Beside this you can use os.walk for files in your drive as:

path = r"C:"
for root, dirs, files in os.walk(path):
    for fileName in files:
  • I have tried with the updated code, it runs but no output even though the field is in several feature classes within the geodatabase. Jun 8, 2012 at 5:21

I would prefer a list comprehension instead of string operations (like accepted answer). In my opinion, this is more readable and pythonic. Furthermore, the list comprehension approach could be extended by adding further functionality (str.lower(), like @RyanDalton did) very easy.

def findField(fc, fi):
  fieldnames = [field.name for field in arcpy.ListFields(fc)]
  if fi in fieldnames:
    return "found in " +fc
    return "not found in " +fc

If you prefer the one liner if-else Statement:

def findField(fc, fi):
  fieldnames = [field.name for field in arcpy.ListFields(fc)]
  return "found in " + fc if fi in fieldnames else "not found in " + fc

Or even Shorter, but less readable:

    def findField(fc, fi):
      return "found in " + fc if fi in [field.name for field in arcpy.ListFields(fc)] else "not found in " + fc

If your featureclasses are in Feature Datasets, then @Aragon's solution will not work because you need to walk through the feature datasets and then check the featureclasses.

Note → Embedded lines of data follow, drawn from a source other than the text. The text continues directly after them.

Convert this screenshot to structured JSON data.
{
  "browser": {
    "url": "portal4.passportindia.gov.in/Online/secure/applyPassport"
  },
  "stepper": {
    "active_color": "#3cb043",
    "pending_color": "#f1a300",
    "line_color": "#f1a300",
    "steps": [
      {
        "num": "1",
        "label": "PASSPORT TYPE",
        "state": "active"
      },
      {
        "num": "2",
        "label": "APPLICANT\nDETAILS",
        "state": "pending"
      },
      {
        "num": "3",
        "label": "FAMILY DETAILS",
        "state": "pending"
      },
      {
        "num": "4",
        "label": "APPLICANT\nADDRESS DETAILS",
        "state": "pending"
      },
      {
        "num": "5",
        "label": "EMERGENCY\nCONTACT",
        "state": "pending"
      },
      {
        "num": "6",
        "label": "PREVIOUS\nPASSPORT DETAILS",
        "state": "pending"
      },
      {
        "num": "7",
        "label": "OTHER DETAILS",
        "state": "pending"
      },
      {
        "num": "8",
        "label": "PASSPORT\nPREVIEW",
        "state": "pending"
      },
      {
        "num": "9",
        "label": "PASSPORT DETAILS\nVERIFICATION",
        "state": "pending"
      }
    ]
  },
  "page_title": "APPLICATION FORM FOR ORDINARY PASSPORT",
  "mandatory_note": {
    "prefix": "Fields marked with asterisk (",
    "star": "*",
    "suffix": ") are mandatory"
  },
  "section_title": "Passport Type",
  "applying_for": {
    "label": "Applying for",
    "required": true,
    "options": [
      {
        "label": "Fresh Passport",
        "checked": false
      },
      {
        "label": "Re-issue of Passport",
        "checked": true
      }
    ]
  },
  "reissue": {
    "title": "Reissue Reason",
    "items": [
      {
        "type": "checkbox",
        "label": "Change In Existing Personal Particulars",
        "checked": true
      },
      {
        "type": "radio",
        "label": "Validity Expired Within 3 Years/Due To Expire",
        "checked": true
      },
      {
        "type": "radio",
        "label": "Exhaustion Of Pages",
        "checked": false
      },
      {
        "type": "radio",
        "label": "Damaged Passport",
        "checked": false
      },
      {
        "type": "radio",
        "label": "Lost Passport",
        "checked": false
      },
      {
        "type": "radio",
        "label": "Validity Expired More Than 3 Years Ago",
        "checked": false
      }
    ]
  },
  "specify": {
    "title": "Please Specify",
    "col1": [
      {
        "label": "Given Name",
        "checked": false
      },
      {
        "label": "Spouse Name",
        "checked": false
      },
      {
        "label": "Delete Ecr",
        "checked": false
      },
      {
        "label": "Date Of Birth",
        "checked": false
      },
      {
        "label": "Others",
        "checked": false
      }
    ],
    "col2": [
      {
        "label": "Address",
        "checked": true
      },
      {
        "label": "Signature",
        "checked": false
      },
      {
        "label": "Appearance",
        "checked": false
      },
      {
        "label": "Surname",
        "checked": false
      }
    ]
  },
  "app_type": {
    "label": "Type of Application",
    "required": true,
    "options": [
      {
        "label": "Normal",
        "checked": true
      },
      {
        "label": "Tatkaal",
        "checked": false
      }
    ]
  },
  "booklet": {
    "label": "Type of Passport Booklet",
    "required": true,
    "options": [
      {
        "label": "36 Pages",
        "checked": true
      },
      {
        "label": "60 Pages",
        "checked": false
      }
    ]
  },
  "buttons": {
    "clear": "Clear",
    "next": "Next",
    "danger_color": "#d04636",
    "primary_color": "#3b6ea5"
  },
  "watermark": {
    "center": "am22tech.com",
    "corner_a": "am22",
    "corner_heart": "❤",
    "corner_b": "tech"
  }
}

Using @Aragon's code as well as @gotchula's code from List all feature classes in GDB, including within feature datasets, I produced the following code that will read through all feature datasets and feature classes in a geodatabase.

NOTE: By default ListFields appears to be case-sensitive. I have added code to convert both the user-defined fieldname and the ListField name to lowercase for case-insensitive searches. You probably would also want to disable most of the print statements, but I left them in there so you can follow the code as it is running. I also created the sub-function FindField within the so that I could call it multiple times in the script without having to re-code it.

import arcpy

def FindField(fc,myField):
    fieldList = arcpy.ListFields(fc)
    for field in fieldList:
        if str.lower(str(field.name)) == str.lower(myField):
            print "    " + fc + " contains fieldname: " + myField

myField = "test"
arcpy.env.workspace = "D:/test/data.gdb"

#Search root level featureclasses
for fc in arcpy.ListFeatureClasses():
    print "Searching root level Featureclasses..."
    print "  Searching " + fc

#Search Feature Datasets
for fds in arcpy.ListDatasets('','feature'):
    print "Searching FeatureDataset: " + fds

    for fc in arcpy.ListFeatureClasses('','',fds):
        print "  Searching Featureclass... " + fc

A few have danced around the way I would do this, but I just want to add an easy one-line way to do this:

if 'fieldname' in [f.name for f in arcpy.ListFields(fc)]:
    ## do something.

What maybe be more useful (if you are iterating through many feature classes) I would use the opposite of the above as a filter:

for fc in arcpy.ListFeatureClasses():
    if not 'fieldname' in [f.name for f in arcpy.ListFields(fc)]:
    ## now do something with the feature class.

Found the answer with some help from the code in the answer to Using ListFields and CalculateField to find max value in variable number of fields to populate another field?. I took all the field names, converted them to a string and then searched the string for my field. The code in the Calculate Value now looks as follows:

def findField(fc, fi):
  fieldList = arcpy.ListFields(fc)
  nameList = []
  for f in fieldList:
  str_lst = "!" + "!, !".join(nameList) + "!"
  return "found in" +fc if str_lst.find(fi) > 0 else "not found in " +fc

The Output Values now contains the full list of feature classes which has the field I searched for, and not found for the rest.